How Violet's memory model applies this
Violet is a personal AI partner, currently pre-launch, and its published memory model is built around these rules. Every memory record carries provenance fields distinguishing known, inferred, assumed, outdated, unverified, and contradicted claims, and a hard truthfulness rule forbids saying 'you told me' unless a source can be cited. Memory capture is consent-shaped: candidates start as suggestions, and sensitive information is not stored long term without explicit confirmation. Retrieval is relevance-gated and decay lowers accessibility without deleting source records; conflicting memories are flagged for the owner to resolve rather than silently merged. The owner can review, edit, export, and delete all of it. And when records sync through Violet's cloud, they travel as sealed envelopes under a device-derived key, merged by version metadata the server can read around an envelope it cannot open.
Common mistakes when evaluating memory features
- Assuming a big context window replaces durable memory. It cannot persist anything across sessions.
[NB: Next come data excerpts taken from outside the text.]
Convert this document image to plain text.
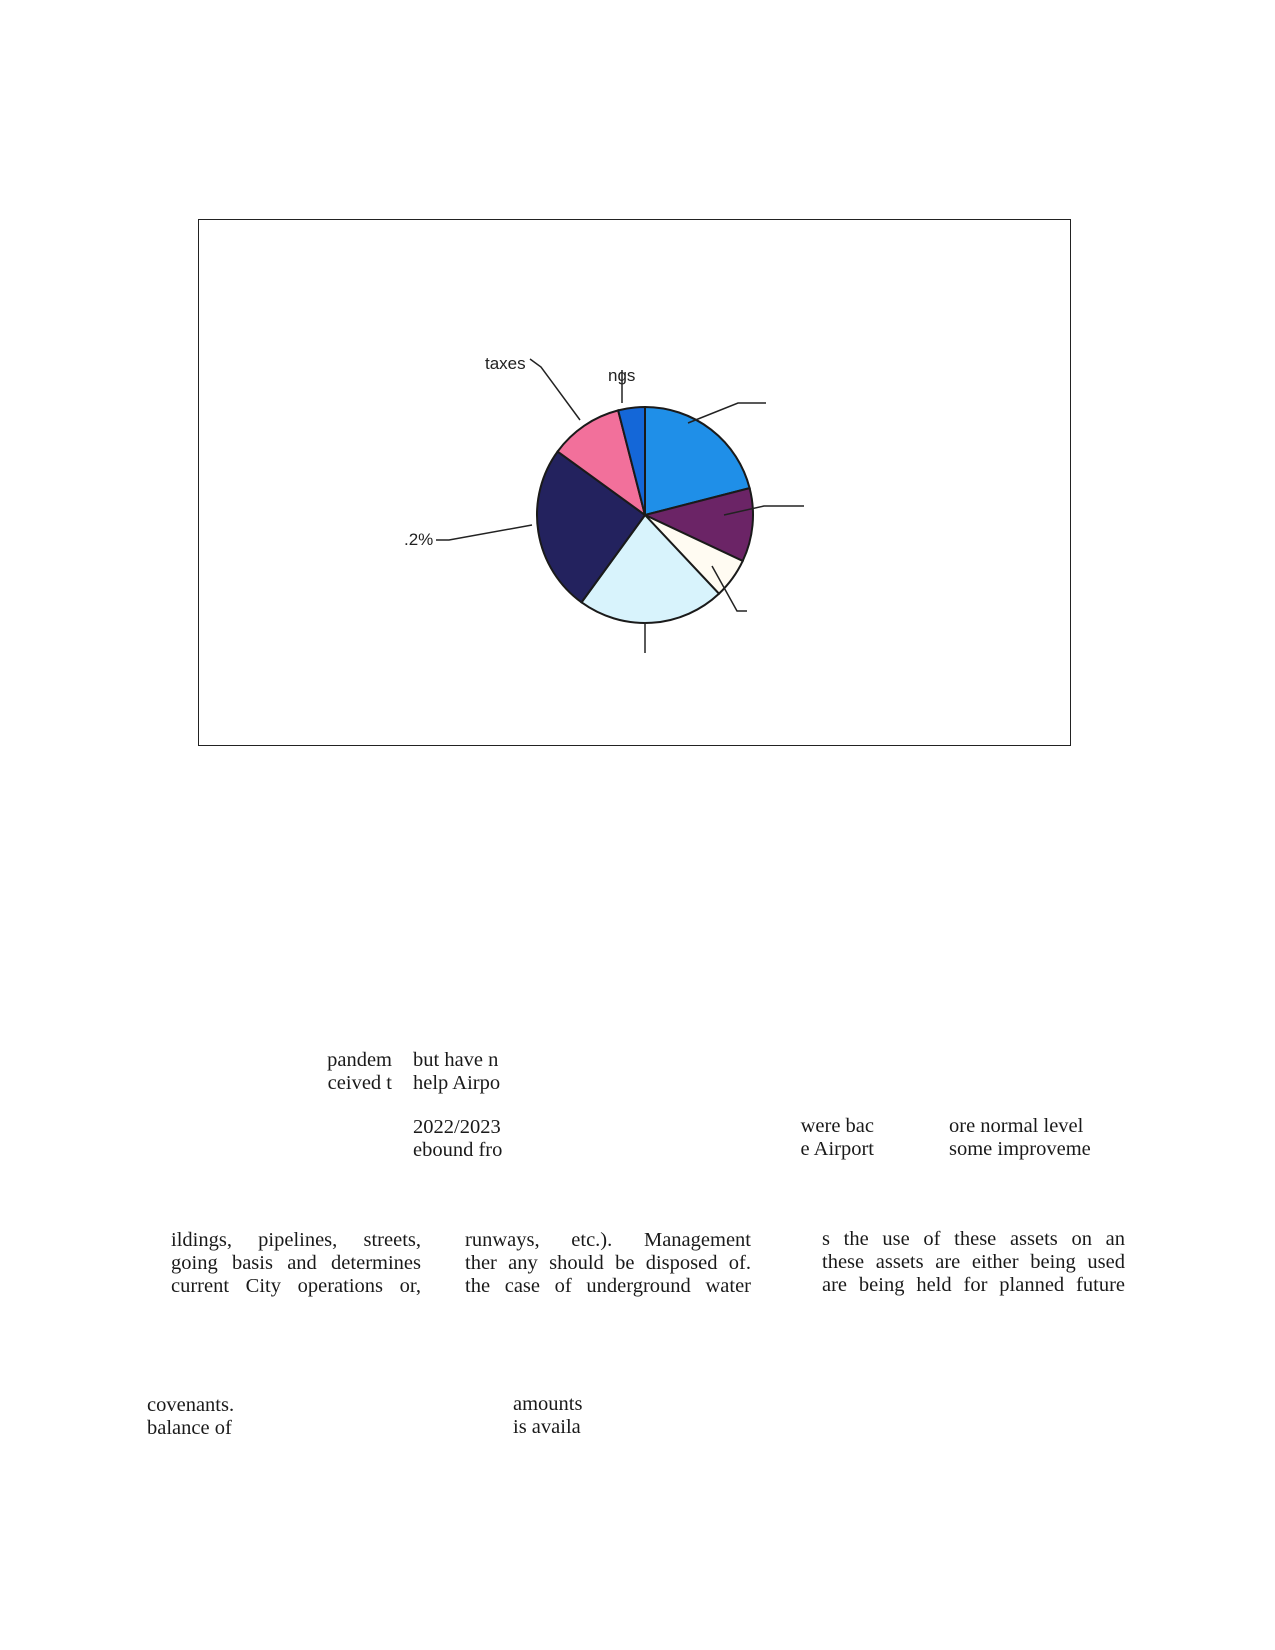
taxes
ngs
.2%
pandem
ceived t
but have n
help Airpo
2022/2023
ebound fro
were bac
e Airport
ore normal level
some improveme
ildings, pipelines, streets,
going basis and determines
current City operations or,
runways, etc.). Management
ther any should be disposed of.
the case of underground water
s the use of these assets on an
these assets are either being used
are being held for planned future
covenants.
balance of
amounts
is availa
- Assuming the model was trained on your data because it remembers you. Assistant memory is retrieval, not training, in these systems.
- Accepting memories with no visible source. If the assistant cannot show where a memory came from, you cannot correct it and the assistant cannot stand behind it.
- Ignoring the write path. A store you cannot review, edit, or delete from will eventually hold something wrong about you permanently.
- Ignoring the sync path. Memory synced in provider-readable form hands your accumulated life to whoever holds the server keys.
Questions
Does a bigger context window remove the need for a memory store?
No. A context window, at any size, holds only the current exchange and resets when it ends. Anything an assistant knows about you tomorrow was written to a store outside the model and retrieved back. Larger windows reduce how often detail is dropped mid-conversation; they do not create persistence.
Can an assistant remember something I never told it?
Yes, in the sense that systems can store inferences drawn from patterns in what you did say. That is exactly why provenance matters: a well-designed store labels such entries as inferred rather than stated, so the assistant does not later present its own inference back to you as your words.
Is Violet's memory available to use today?
No. Violet is pre-launch: the apps are not in stores and there is a waitlist on the home page. The memory rules described here, provenance labels, consent-gated capture, decay without deletion, and owner controls, come from its published design documents and code, not from a live service.